Hacker News new | ask | show | jobs
by viana007 3692 days ago
The biggest problem with Piwik is that is not scalable and the cost ($) with servers to store analytics data. I saw many cases that Piwik not supported the big volume of data.
2 comments

Piwik is scalable up to at least 1 billion actions per month. Piwik is scalable! But it is not cheap, as one needs powerful database servers with a lot of RAM and fast SSD disks. It can be costly, but Piwik scales!
Why isn't it scalable?
MySQL
It can scale pretty far before it becomes an issue. Years ago I ran it on our main DB for sites that got over 1 million visits a month with no noticeable overhead. If I had it on its own server with its own DB it could have handled far more traffic.
I see. What is the upper bound of "big volume of data" possible under MySQL + Piwik?
That's a difficult thing to answer. However the more important problem is loss of data whenever your DB isn't available due to downtime, upgrade etc. It depends how important data loss is for your user case. I'm a data completist but I'm in therapy for it ;)

It's definitely worth playing with, and trivially easy to spin up. Other self-hosted options aren't anything like as simple to get up and running.

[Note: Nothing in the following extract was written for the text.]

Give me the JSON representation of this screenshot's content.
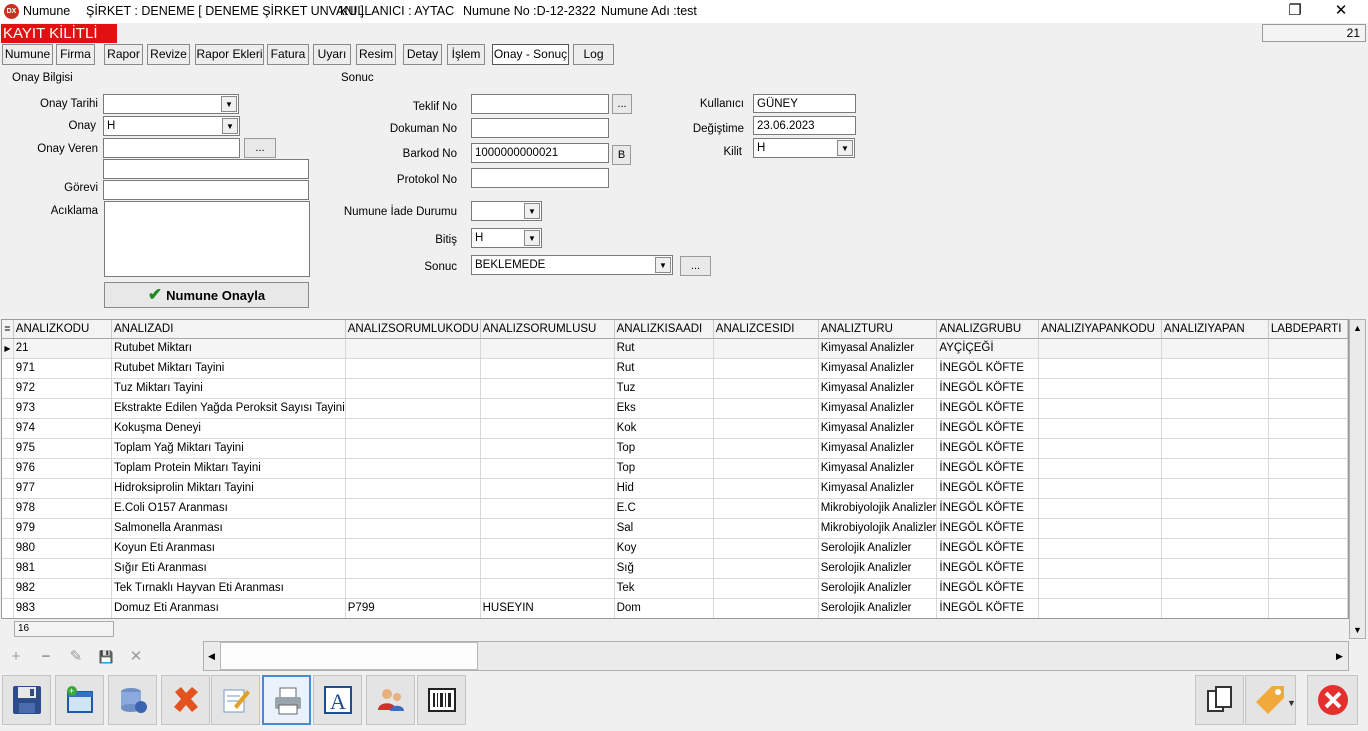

Well, but the point was MySQL + Piwik "does not scale" and that it's "expensive" besides, which doesn't comport with my experience and sounds like received wisdom.
I think if your database is down you've typically got bigger problems than your analytics.
I've worked on Piwik servers tracking & processing reports for up to 800 million pageview per month on hundreds of medium and larger websites.
Put Rabbit or Kafka in front of MySQL then?
They have a Redis-based solution to sit in front of mySQL (seems to be a "Pro" feature though):

https://piwik.org/faq/how-to/faq_19738/

It's not a Pro feature as in you have to pay for it. It's developed by the devs at piwik.pro, but you can download it for free.